APOPHTEGMES DES PÈRES DU DÉSERT

 

                À ces échappées belles, ces notes de lecture soustraites à la poussière pour être mises en forme dans ce recueil – toutes les autres retournant au sommeil dans d’épais dossiers –, j’ajoute volontiers ce dernier titre. Il brille tel un fanal qui m’a guidé vers le large, déjà loin dans mon sillage bien que ceux qu’il évoque, ces risque-tout de la vie intérieure, soient toujours de précieux compagnons pour les solitudes, des échappées belles de soleil, des coins de vieux ciel parmi les nuages.

                La sagesse de Dieu, qui paraît folie aux yeux des hommes, les a frappés là où ils se trouvaient, brigands sur les grands chemins d’Orient comme abba Moïse, dignitaires à la cour impériale comme abba Arsène, pauvres ou riches dans les campagnes et les villes égyptiennes aux IVe et Ve siècles. Ils quittent tout, ils vont vivre de plus en plus nombreux à l’ouest du delta du Nil, dans les déserts de Nitrie, des Cellules et de Scété, où ils partagent grottes et points d’eau avec les fauves.

                Les dangers ne manquent pas. Les pires d’entre eux sont d’ordre spirituel. L’ermite veut-il le combat ? Le voilà servi ! Tous ses déterminismes, ses ténèbres angoissantes, ses fantasmes s’éveillent et résistent à l’esprit qui, pour accueillir le Christ, veut les mettre au pas. Il faut des guides pour ces jeunes turbulents qui se groupent en colonies. Il faut des anciens, aguerris par la lutte contre les tentations, pour ces apprentis ascètes à la recherche d’une parole de vie, d’un « apophtegme » qui encourage l’obéissance afin de chasser la volonté propre, ou qui jette une lumière crue sur les véritables intentions afin d’en mieux corriger le tir.
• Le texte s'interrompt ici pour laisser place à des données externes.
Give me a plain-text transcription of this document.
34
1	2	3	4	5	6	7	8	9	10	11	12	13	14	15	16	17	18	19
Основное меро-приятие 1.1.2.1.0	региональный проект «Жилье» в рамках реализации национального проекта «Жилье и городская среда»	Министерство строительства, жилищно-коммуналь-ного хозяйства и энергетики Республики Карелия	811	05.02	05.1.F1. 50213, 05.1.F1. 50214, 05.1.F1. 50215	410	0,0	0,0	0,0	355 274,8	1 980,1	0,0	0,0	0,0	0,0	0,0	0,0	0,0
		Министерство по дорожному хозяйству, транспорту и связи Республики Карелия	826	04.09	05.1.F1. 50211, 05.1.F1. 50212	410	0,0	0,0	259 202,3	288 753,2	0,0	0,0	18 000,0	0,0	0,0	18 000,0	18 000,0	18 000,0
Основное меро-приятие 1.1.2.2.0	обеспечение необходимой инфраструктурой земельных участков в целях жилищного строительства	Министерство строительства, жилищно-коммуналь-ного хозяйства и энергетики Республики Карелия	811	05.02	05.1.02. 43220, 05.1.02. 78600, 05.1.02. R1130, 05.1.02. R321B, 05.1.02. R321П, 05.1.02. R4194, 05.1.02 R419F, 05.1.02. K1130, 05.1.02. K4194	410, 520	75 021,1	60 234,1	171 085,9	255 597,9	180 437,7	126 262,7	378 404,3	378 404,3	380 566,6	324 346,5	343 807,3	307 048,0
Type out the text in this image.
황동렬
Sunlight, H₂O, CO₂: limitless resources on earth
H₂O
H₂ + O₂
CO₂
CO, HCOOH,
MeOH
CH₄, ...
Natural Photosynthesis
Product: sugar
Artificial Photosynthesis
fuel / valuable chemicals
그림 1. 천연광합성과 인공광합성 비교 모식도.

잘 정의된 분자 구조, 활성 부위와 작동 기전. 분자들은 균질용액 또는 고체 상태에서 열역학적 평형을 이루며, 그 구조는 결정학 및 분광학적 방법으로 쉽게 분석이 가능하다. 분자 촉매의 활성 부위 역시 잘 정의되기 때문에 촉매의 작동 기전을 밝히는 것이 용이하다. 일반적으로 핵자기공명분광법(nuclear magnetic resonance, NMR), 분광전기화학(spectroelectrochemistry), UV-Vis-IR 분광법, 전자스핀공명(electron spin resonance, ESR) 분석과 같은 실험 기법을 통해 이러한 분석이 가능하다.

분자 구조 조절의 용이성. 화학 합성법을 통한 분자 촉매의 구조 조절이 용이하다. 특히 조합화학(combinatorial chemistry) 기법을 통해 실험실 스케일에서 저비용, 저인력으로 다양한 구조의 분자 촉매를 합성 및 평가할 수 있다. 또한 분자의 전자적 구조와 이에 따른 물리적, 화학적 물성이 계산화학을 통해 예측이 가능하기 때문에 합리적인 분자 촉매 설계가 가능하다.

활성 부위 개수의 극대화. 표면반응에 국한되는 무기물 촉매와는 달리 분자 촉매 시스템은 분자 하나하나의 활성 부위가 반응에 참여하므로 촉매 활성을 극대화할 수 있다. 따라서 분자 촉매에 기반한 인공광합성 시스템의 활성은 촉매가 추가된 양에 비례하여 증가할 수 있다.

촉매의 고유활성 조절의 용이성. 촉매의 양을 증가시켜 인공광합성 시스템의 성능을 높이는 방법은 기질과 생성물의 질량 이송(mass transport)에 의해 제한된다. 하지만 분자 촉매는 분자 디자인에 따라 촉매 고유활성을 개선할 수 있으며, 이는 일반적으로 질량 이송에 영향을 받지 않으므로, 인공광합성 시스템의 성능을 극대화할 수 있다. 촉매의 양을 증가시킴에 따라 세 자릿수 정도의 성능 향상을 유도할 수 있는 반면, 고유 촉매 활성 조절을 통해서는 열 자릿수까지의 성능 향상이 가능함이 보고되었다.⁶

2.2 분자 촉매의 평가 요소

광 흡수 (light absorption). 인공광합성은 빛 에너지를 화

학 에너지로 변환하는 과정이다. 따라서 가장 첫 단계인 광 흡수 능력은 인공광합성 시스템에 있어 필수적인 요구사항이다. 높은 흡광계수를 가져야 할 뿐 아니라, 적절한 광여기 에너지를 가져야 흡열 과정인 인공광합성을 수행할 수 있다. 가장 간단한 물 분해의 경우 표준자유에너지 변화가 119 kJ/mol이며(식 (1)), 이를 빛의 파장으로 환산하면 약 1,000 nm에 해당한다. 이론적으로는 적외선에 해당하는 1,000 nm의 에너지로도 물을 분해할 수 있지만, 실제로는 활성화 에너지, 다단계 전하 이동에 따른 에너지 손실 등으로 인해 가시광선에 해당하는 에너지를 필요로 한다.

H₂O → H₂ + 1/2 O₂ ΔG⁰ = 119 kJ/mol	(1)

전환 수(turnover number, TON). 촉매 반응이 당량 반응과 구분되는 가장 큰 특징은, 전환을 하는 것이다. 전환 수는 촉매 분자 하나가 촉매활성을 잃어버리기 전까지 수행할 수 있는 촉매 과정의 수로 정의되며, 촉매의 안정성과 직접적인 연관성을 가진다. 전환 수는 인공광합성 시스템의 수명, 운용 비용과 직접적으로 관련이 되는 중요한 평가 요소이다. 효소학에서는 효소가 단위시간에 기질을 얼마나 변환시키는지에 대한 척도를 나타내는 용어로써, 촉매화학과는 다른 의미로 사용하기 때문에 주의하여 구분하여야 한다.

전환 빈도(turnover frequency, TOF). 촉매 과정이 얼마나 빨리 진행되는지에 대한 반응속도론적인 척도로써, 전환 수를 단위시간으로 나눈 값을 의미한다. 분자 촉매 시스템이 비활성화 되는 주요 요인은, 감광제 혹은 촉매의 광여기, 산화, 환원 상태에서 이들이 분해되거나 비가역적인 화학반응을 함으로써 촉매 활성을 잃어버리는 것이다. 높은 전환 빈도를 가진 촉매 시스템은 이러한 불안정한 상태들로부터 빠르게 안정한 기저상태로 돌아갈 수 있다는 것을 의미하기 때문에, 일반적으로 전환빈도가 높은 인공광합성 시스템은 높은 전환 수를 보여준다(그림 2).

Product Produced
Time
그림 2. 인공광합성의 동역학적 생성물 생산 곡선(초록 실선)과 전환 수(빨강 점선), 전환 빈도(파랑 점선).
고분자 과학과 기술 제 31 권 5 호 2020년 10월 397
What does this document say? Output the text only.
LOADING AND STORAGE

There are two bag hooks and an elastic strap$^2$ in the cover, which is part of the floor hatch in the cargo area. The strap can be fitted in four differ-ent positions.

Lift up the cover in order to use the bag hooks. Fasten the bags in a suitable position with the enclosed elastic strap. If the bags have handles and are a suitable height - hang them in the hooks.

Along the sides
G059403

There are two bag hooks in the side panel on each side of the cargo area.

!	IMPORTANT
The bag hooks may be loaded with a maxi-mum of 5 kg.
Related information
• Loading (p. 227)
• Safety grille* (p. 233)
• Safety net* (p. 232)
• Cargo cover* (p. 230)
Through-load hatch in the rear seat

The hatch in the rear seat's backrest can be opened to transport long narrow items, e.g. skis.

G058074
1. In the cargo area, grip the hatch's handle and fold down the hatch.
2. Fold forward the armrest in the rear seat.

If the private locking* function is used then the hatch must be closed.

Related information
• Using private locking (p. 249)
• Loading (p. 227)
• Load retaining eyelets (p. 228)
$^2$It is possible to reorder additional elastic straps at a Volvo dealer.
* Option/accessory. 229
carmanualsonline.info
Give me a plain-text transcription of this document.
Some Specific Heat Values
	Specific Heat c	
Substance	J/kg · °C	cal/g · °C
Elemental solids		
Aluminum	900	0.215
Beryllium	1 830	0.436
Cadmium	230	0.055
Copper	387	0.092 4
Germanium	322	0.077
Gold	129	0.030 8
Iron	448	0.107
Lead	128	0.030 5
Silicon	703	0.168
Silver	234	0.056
                Saint Athanase nous a fait connaître le plus célèbre d’entre eux : abba Antoine, le père des Pères et Mères du désert, le prototype. Il y en eut un grand nombre dont on recueillit les paroles ou décrivit tel ou tel comportement paradoxal, et un bien plus grand nombre encore, des anonymes, aussi discrets qu’un grain de levain dans la pâte. « Un frère interrogea abba Poemen, disant : “J'ai trouvé un lieu où le repos n'est pas gêné par les frères ; veux-tu que j'y habite ?” Et le vieillard lui dit : “Demeure où tu ne nuis pas à ton frère.” » À quoi bon aller mendier des enseignements spirituels en des cultures exotiques, quand le terreau qui nous porte contient tant de graines ?

                Amma Théodora répond : « Il y avait un moine qui, à cause du grand nombre de ses tentations, dit : “Je pars d'ici.” Et comme il chaussait ses sandales, il vit un autre homme qui lui aussi mettait ses sandales, et lui disait : “Est-ce à cause de moi que tu pars ? Où que tu ailles je te précéderai.” » Au lieu de nous fuir, conseille-t-elle, il est plus que temps de nous mettre à la tâche, et de jaillir ici et maintenant dans notre désert intérieur.